Voor een verdere verhoging van het genoemde bedrag, tot een bedrag van € 210,-- per dag, bestaat geen aanleiding nu een nadere onderbouwing van dit verzoek van de zijde van eiser achterwege is gebleven.
Gelet op het voorgaande is er voorts aanleiding om verweerder als in het ongelijk gestelde partij te veroordelen in de kosten die eiser in verband met de behandeling van het beroep bij de rechtbank redelijkerwijs heeft moeten maken. Deze kosten zijn op de voet van het bepaalde in het Besluit proceskosten bestuursrecht vastgesteld op € 805,--, als kosten van verleende rechtsbijstand (1 punt voor het beroepschrift, 1 punt voor het verschijnen ter zitting, 0,5 punt voor het verschijnen ter nadere zitting; waarde per punt € 322,--, wegingsfactor 1).
III. BESLISSING
De rechtbank
- verklaart het beroep gegrond;
- veroordeelt de Staat der Nederlanden tot vergoeding van de schade, groot € 4560,-- (zegge: vierduizend en vijfhonderdzestig euro), te betalen aan eiser;
- veroordeelt verweerder in de proceskosten van eiser tot een bedrag groot € 805,-- (zegge: achthonderdvijf euro), te betalen door de Staat der Nederlanden aan de griffier van deze rechtbank.
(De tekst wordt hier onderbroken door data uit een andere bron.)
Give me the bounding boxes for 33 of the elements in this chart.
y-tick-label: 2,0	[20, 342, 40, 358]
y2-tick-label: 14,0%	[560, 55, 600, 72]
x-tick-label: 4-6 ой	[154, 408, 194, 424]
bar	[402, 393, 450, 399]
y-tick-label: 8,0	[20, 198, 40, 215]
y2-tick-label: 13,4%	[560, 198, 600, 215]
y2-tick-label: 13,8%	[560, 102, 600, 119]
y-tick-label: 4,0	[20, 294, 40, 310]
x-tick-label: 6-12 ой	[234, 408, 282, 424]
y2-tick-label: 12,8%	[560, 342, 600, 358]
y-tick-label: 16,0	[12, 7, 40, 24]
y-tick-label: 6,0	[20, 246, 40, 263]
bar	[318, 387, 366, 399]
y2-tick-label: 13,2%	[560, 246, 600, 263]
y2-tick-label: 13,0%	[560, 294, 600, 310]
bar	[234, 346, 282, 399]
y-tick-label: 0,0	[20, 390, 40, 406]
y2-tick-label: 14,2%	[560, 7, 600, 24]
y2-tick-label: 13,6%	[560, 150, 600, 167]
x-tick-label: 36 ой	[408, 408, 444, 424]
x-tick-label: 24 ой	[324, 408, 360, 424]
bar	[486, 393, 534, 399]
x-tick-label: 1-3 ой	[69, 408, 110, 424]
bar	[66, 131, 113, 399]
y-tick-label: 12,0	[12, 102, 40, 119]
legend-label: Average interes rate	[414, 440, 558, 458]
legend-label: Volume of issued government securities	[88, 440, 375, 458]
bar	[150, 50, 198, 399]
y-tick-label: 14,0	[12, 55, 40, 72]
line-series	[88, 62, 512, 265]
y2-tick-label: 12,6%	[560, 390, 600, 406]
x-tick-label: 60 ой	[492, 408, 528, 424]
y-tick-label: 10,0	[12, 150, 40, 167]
Gewezen door mr. C.I.H. Fockens, voorzitter, en mr. S.M. Schothorst en mr. drs. H.J.M. Baldinger, rechters, in tegenwoordigheid van mr. S. Slijkhuis, griffier, en openbaar gemaakt op: 9 augustus 2006
De griffier, De voorzitter,
Afschrift verzonden op:
Conc.: SaS
Coll:
D: B
Tegen deze uitspraak staat geen hoger beroep open.